Herşeye rağmen tiyatro

Tilda LEVİ Köşe Yazısı
9 Ocak 2008 Çarşamba

Geçtiğimiz Cumartesi, Pazar ve Pazartesi akşamı eşimle yarı sanatsal yarı teatral üç ayrı oyun seyrettik. Cumartesi gecesi Şişli Terakki Lisesi Salonları’nda YSK’nın ‘Herşeye Rağmen’i üstün bir oyuncu performansı ile sergiledi. Oyunun son gecesine yetişebilmiştim. Yoğun alkış seslerine rağmen, yöneticilerde az da olsa bir burukluk sezdim. Eminim onca uğraşın ardından, içlerinden, daha çok seyirciye ulaşmak ve daha çok gece oynamak geçiriyordu.
Günümüzde devlet tiyatroları olsun, özel tiyatrolar olsun; hepsinde ‘gişe’ sıkıntısı söz konusu.
‘Herşeye Rağmen’ gönlümden kopan YSK’nın çizgisinden kesinlikle ödün vermemesi.
                                                        * * *
Pazar öğleden sonra Beşiktaş Kültür Merkezi’nde Demet Akbağ ile Yılmaz Erdoğan ikilisinin rol aldığı ‘Haybeden Gerçeküstü Aşk’ adlı oyunu izledim. Doğrusunu söylemek gerekirse, Akbağ’ın oyun gücüne hayran olduğum için gittim. Zira, oyuncuların iyi olması, her zaman iyi bir oyunun ortaya çıktığı anlamına gelmiyor. Tıklım tıklım dolu salonda, oyuncularından birinin, hayli sık tekrarladığı, ‘ha,.iktir’ sözcüklerinin ardından kopan kahkaha tufanı inanılır gibi değildi. Sonuçta o da var; bu da var. Demek Akbağ’ı beş yıl önce ‘Sen Hiç Ateşböceği Gördün mü?’ oyununda izlemiştim. Şimdi göreceğimi gördüm. İnşallah bir beş yıl sonra bir daha izlerim.

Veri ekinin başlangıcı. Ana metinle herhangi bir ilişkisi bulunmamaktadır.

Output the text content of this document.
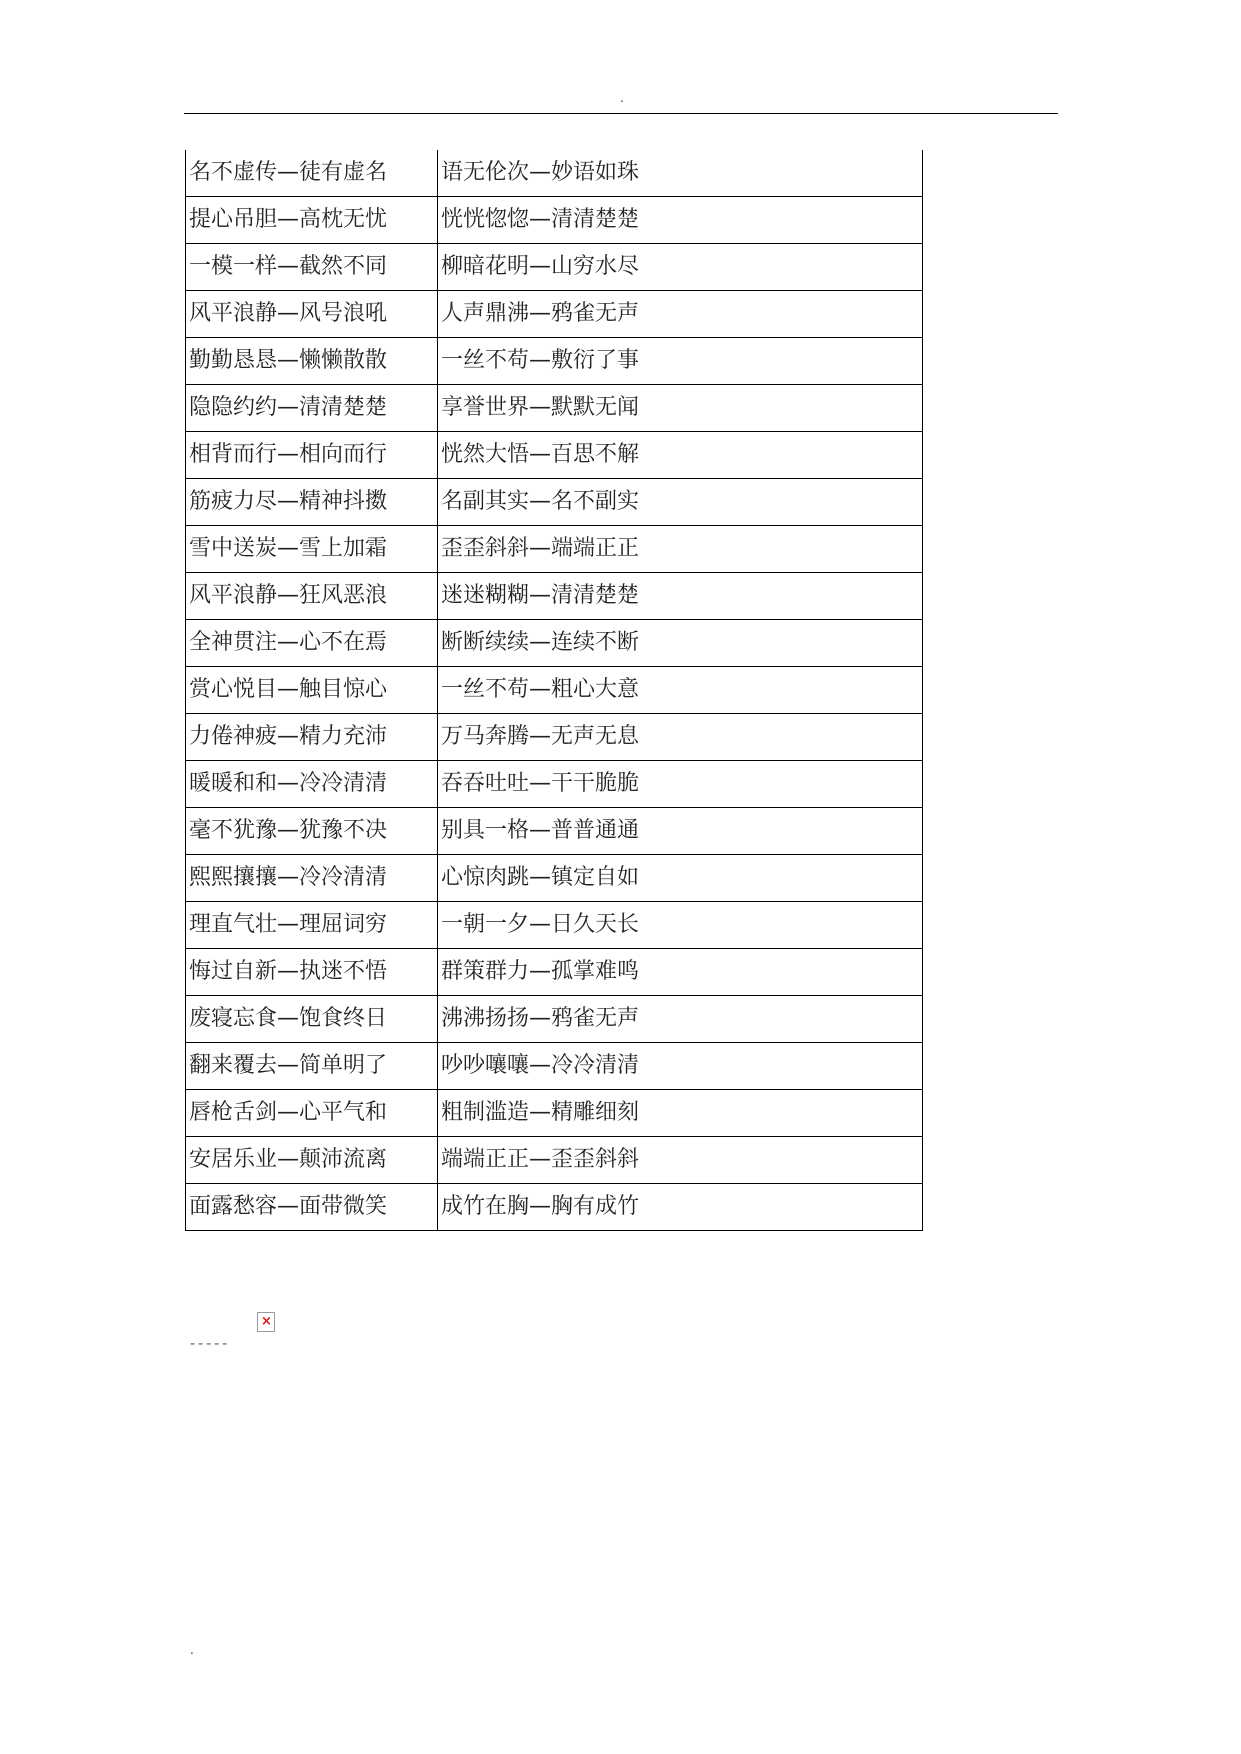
.
名不虚传—徒有虚名	语无伦次—妙语如珠
提心吊胆—高枕无忧	恍恍惚惚—清清楚楚
一模一样—截然不同	柳暗花明—山穷水尽
风平浪静—风号浪吼	人声鼎沸—鸦雀无声
勤勤恳恳—懒懒散散	一丝不苟—敷衍了事
隐隐约约—清清楚楚	享誉世界—默默无闻
相背而行—相向而行	恍然大悟—百思不解
筋疲力尽—精神抖擞	名副其实—名不副实
雪中送炭—雪上加霜	歪歪斜斜—端端正正
风平浪静—狂风恶浪	迷迷糊糊—清清楚楚
全神贯注—心不在焉	断断续续—连续不断
赏心悦目—触目惊心	一丝不苟—粗心大意
力倦神疲—精力充沛	万马奔腾—无声无息
暖暖和和—冷冷清清	吞吞吐吐—干干脆脆
毫不犹豫—犹豫不决	别具一格—普普通通
熙熙攘攘—冷冷清清	心惊肉跳—镇定自如
理直气壮—理屈词穷	一朝一夕—日久天长
悔过自新—执迷不悟	群策群力—孤掌难鸣
废寝忘食—饱食终日	沸沸扬扬—鸦雀无声
翻来覆去—简单明了	吵吵嚷嚷—冷冷清清
唇枪舌剑—心平气和	粗制滥造—精雕细刻
安居乐业—颠沛流离	端端正正—歪歪斜斜
面露愁容—面带微笑	成竹在胸—胸有成竹
×
-----
.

Kısacası, benim için BKM, ‘5 Yıl Önce 5 Yıl Sonra’ programına alındı.
Pazartesi akşamı DYD’nin Amram Oditoryumu’nda sahnelediği  ‘Hello, Dolly’ müzikalinin galasındaydım. Dostlar birarada, heyecan doruktaydı. Oyunun ilk gecesi olmasına rağmen izleyicilere yansıyan bir aksaklık yoktu. Onlar da tıpkı YSK gibi sonraki oyunları için seyirci endişesi taşıyorlardı. Gene de, içimden bir ses, bu kadrodan ‘iki profesyonel’ oyuncu çıkacağını söylüyor.
Göztepe Kültür Derneği’nin tiyatro ekibini de sırasıyla bekliyoruz.
                                                        * * *
Dernek tiyatrolarına görev icabı değil de, keyfi olarak gitmek tercihimdir. Bu bağlamda da, uzun süreden beri dernek tiyatroları hakkında ‘yorum’ yapmayı kendime yasakladım.
Şahsen YSK, DYD ve GKD fanatiği olmayıp, gazetenin en yoğun olduğu Salı günü, kaçırdığım, Barınyurt’un tüm kurum bayanlarını onurlandırdığı ekipten yanayım...
                                                        * * *
İster istemez tiyatroya geri dönüyorum.
4 Aralık Pazar Gecesi DYD Salonları’nda eşine rastlanmayan bir yaşam oyunu oynandı. Adı: ‘Evlilik Oyunu.’ idi. Başrol oyuncuları Lisya Esentürk ve Albert Behar’dı. O gün Şişli Sinagogu’nda dini törenle hayatlarını birleştiren genç çift, akabinde arkadaşlarının hazırladıkları yarı sürpriz bir geceyle Dostluk Yurdu’nda inanılmaz saatler yaşadılar/yaşattılar.
Sevilmek çok güzel Lisya ve Albert.

Not: Lisya, Yahudi Kültürü Avrupa Günü’nde elimden kaçtın. Mutlaka, bir yerlerde yakalanacaksın.